After George Floyd’s murder in May 2020, the location where it happened – the intersection of thirty eighth Street East and Chicago Avenue South – became a community focus. People from throughout got here together to pay their respects, mourn and picture a greater world. Protest signs, flowers and art kept amassing – until people began taking them from the memorial.
That is where Jeanelle Austin – now the chief director of the George Floyd Global Memorial – and other community members stepped in. They reclaimed offerings that got thrown away and created standards and rules for the every day caretaking of the location now generally known as George Floyd Square. But even then, the dimensions of the memorial was still becoming an excessive amount of. In order that they reached out to George Floyd’s family to see what they’d like done with it.
The reply that they got here to was to determine a recent organization, called the George Floyd Global Memorial. Along with the preservation and conservation of the greater than 5,000 offerings left on the intersection, the organization works to attach people to their significance through guided pilgrimages and public installations. On this episode of the Off the Charts podcast, Jeanelle and Methodist Hospital president Jennifer Myster join us to debate the means of this work and the way the hospital got here to host an exhibit. Take heed to the episode or read the transcript.
By the people, for the people
Since George Floyd Square was a public installation created by the community, George Floyd Global Memorial wanted its work to be an extension of that dynamic and spirit. They allowed local organizations to bid on hosting an exhibit, with the one requirement being that the space be freely accessible to the general public. HealthPartners won the bid and chosen Methodist Hospital because the venue.
To maintain the spirit of community in the method, volunteers from Methodist Hospital collaborated with Angela Harrelson, George Floyd’s aunt, to determine on the pieces that may be displayed and the way they’d be displayed. The exhibit, titled “I Am Not You. You Are Not Me. Healing Begins with Acceptance.” ran from January to March 2023 and included greater than 100 offerings and art pieces from George Floyd Square. Jeanelle and Jennifer saw it as a productive, subversive type of disruption: people were drawn into the space, into reflection and into conversation.
Looking back to maneuver forward
Jeanelle makes the purpose that we are able to’t have a look at Black wellness in the USA in a vacuum – the discrimination Black people experience within the U.S. is systemic and historical. Subsequently, Jeanelle argues, we’ve to grasp the past to be able to make progress in the current.
Within the case of health equity, meaning understanding the aspects which have historically informed Black health and the connection that Black people have with health care. We will’t assess Black health without accounting for the indisputable fact that Black slaves were mainly fed food scraps and animal intestines. We will’t undo the distrust that some Black people have for care systems without understanding the history of unethical medical experimentation that Black people have been subjected to.

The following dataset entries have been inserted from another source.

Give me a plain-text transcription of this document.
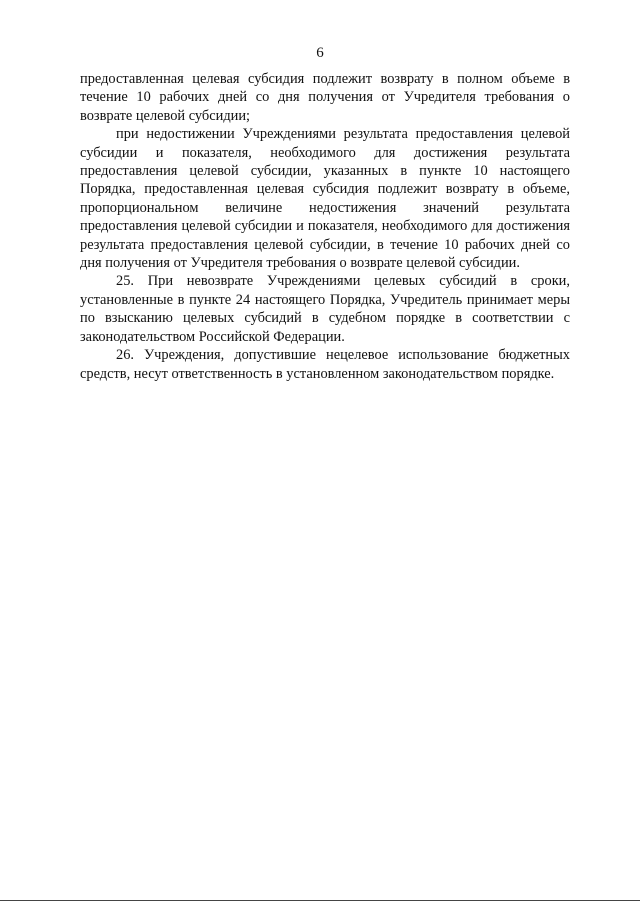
6

предоставленная целевая субсидия подлежит возврату в полном объеме в течение 10 рабочих дней со дня получения от Учредителя требования о возврате целевой субсидии;

при недостижении Учреждениями результата предоставления целевой субсидии и показателя, необходимого для достижения результата предоставления целевой субсидии, указанных в пункте 10 настоящего Порядка, предоставленная целевая субсидия подлежит возврату в объеме, пропорциональном величине недостижения значений результата предоставления целевой субсидии и показателя, необходимого для достижения результата предоставления целевой субсидии, в течение 10 рабочих дней со дня получения от Учредителя требования о возврате целевой субсидии.

25. При невозврате Учреждениями целевых субсидий в сроки, установленные в пункте 24 настоящего Порядка, Учредитель принимает меры по взысканию целевых субсидий в судебном порядке в соответствии с законодательством Российской Федерации.

26. Учреждения, допустившие нецелевое использование бюджетных средств, несут ответственность в установленном законодательством порядке.
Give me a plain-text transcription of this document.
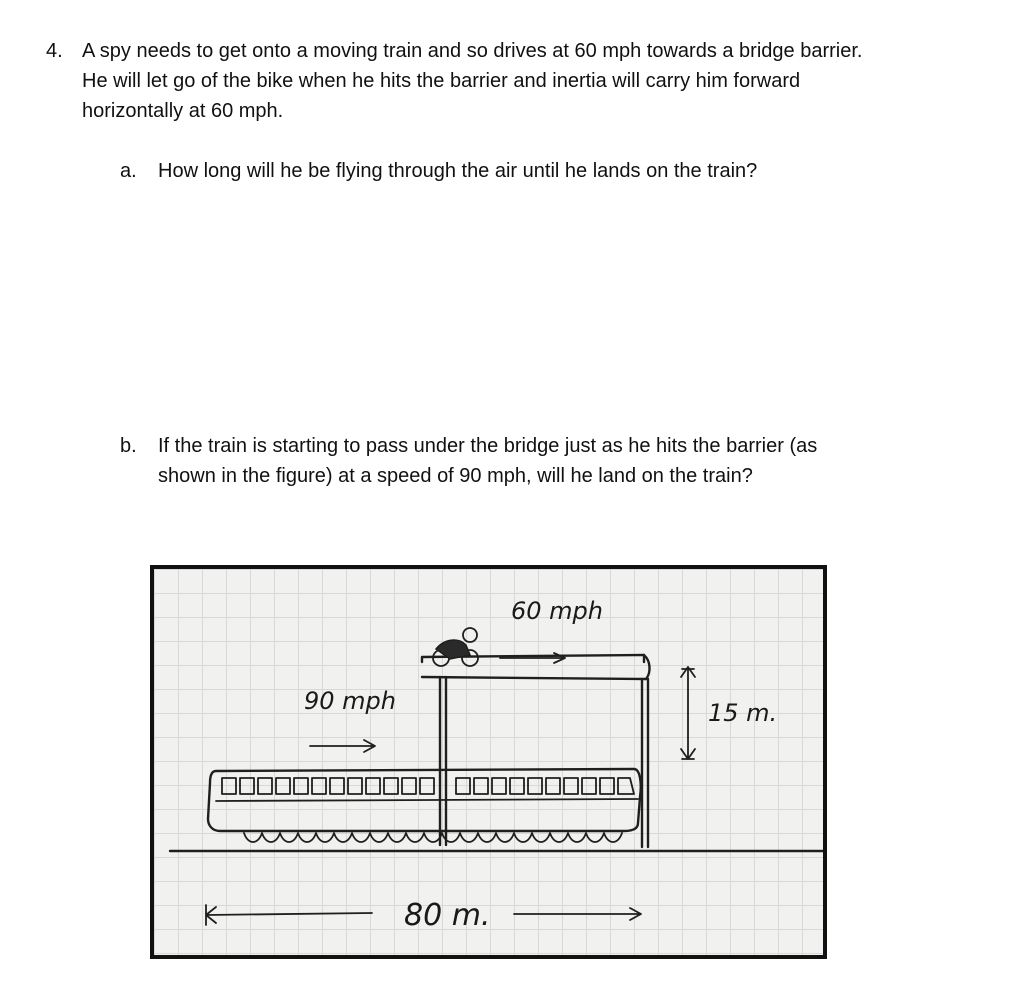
4. A spy needs to get onto a moving train and so drives at 60 mph towards a bridge barrier.
He will let go of the bike when he hits the barrier and inertia will carry him forward
horizontally at 60 mph.
a. How long will he be flying through the air until he lands on the train?
b. If the train is starting to pass under the bridge just as he hits the barrier (as
shown in the figure) at a speed of 90 mph, will he land on the train?
60 mph
90 mph	15 m.
80 m.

The identical goes for George Floyd, and for police violence towards Black people on the whole. We’ve to grasp that George Floyd and other victims of police violence are contemporary examples of lynching, a lot in order that Jeanelle advocates for using that word specifically. It refers back to the public, symbolic meaning of the violence: in case you are Black in America, that is what can occur to you.
But George Floyd also demonstrates the ways we’ve to work against history. Where lynchings were once used to manage people through fear, the murder of George Floyd inspired anger, revolt and an outpouring of affection. People across the globe responded by protesting the system that enabled his death, and other people closer to home also responded by constructing community. Even now, George Floyd Global Memorial sustains those energies and encourages people to reflect on the importance and impact of his death.
This work cannot happen only in response to extreme examples of discrimination – it must extend proactively to each form that discrimination takes, in every system where it’s enabled. It’s lots, and it may possibly be uncomfortable, but it surely’s how we grow towards something higher. To listen to more from Jeanelle and Jennifer about collaboration, community and what hosting the George Floyd Global Memorial Art Exhibit has meant for Methodist Hospital, hearken to this episode of Off the Charts.